There are, of course, a few exceptions, such as Sir Andrew Witty, the global CEO of GlaxoSmithKline (GSK), who has been publicly expressing balanced views on this subject in several occasions, so far.

Being driven by anger and possibly desperation any MNC may wish to choose one of the following three ‘Alternatives’ available to them:

Alternative 1: Do not apply for the product patent in India at all.

‘The TINA Factor’: In that case the product will be made available in a platter for the generic players to copy.

Alternative 2: Obtaining the relevant patent from the Indian Patent Office (IPO), do not launch the patented product in India.

‘The TINA Factor’: After three years from the date of grant of patent, as per the statute, the said product could become a candidate for CL on the ground that the patented invention has not been worked in India.

Alternative 3: Launch the product only at the international price.

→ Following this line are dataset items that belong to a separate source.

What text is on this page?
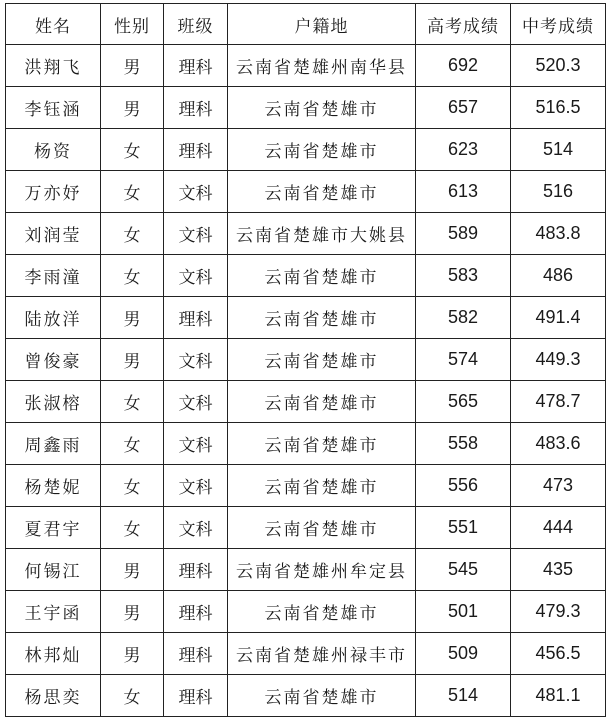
姓名	性别	班级	户籍地	高考成绩	中考成绩
洪翔飞	男	理科	云南省楚雄州南华县	692	520.3
李钰涵	男	理科	云南省楚雄市	657	516.5
杨资	女	理科	云南省楚雄市	623	514
万亦妤	女	文科	云南省楚雄市	613	516
刘润莹	女	文科	云南省楚雄市大姚县	589	483.8
李雨潼	女	文科	云南省楚雄市	583	486
陆放洋	男	理科	云南省楚雄市	582	491.4
曾俊豪	男	文科	云南省楚雄市	574	449.3
张淑榕	女	文科	云南省楚雄市	565	478.7
周鑫雨	女	文科	云南省楚雄市	558	483.6
杨楚妮	女	文科	云南省楚雄市	556	473
夏君宇	女	文科	云南省楚雄市	551	444
何锡江	男	理科	云南省楚雄州牟定县	545	435
王宇函	男	理科	云南省楚雄市	501	479.3
林邦灿	男	理科	云南省楚雄州禄丰市	509	456.5
杨思奕	女	理科	云南省楚雄市	514	481.1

‘The TINA Factor’: If any patented new product is not available to patients at a ‘reasonably affordable price’ or ‘reasonable requirements’ of patients with respect to the patented invention are not satisfied, again according to statutes, interested parties are free to apply for CL to the IPO, following the steps as specified in the Act. Moreover, the Government itself may issue CL in national emergencies or ‘extreme urgency’ for non-commercial use.

Considering the ‘TINA Factor’, it appears, if the new products do not conform to the ‘Indian Patents Act’ and are NOT launched with ‘reasonably affordable prices’ or ‘reasonable requirements’ of patients are NOT met with these new drugs, the possibility of their legal generic entry at much lower prices is rather high in India. CL granted by the IPO for Bayer’s Nexavar to NATCO vindicates this point.

Summing-up effects of the ‘TINA Factor’:

Many would now reckon that the ‘TINA Factor’, being a hotspot for patented drugs in India, has the potential for getting adopted by many other countries in not too distant future. Two of its palpable effects, as felt in the country so far, may be summed-up as follows:

  • It leaves no option to any MNC, other than launching their new products in India, especially after obtaining  relevant patents from the IPO.
  • It also squashes apprehensions of many that discontented Big Pharma would be able stop launching patented new products in India, depriving a large number of patients of the country.

Conclusion:

‘The TINA Factor’, thus created by the lawmakers, is expected to remain undiluted, unless commensurate changes are made in the Indian Patents Act.

Not withstanding the reported anger expressed by the CEO of Bayer AG or recently reported ‘absurd pricing’ of Sovaldi, or even for that matter, fresh attempts that are now being made to cobble together a TPP deal, patented new products would continue to be launched in India, as they will receive marketing approval from the Drug Controller General of India (DCGI).

Any possibility of dilution of the ‘TINA Factor’ seems remote now, though powerful overseas pharma lobby groups are investing heavily for a change to take place in various ways.

It also does not seem likely, at least in the near to mid-term, that India would be a party to its ‘Patents Act’ diluting any ‘Free Trade Agreement’ or remain unmoved with high drug prices like, US$ 1000/tablet for life saving drugs like sofosbuvir, more so, if those are considered essential medicines in the country.

Come 2014, it appears improbable that any new Union Government would be able to garner enough numbers in the Parliament to amend Indian Patents Act, buckling under pressure of powerful lobby groups, directly or indirectly, and daring to ignore public sentiment on this sensitive issue. 

Considering all these, the point to ponder now:

While abhorring pro-patients ‘Patents Act’ of India, can the Big Pharma come out with any viable alternative today for NOT launching their life saving patented new drugs in the country with the ‘TINA Factor’ prevailing?

By: Tapan J. Ray

Disclaimer: The views/opinions expressed in this article are entirely my own, written in my individual and personal capacity. I do not represent any other person or organization for this opinion.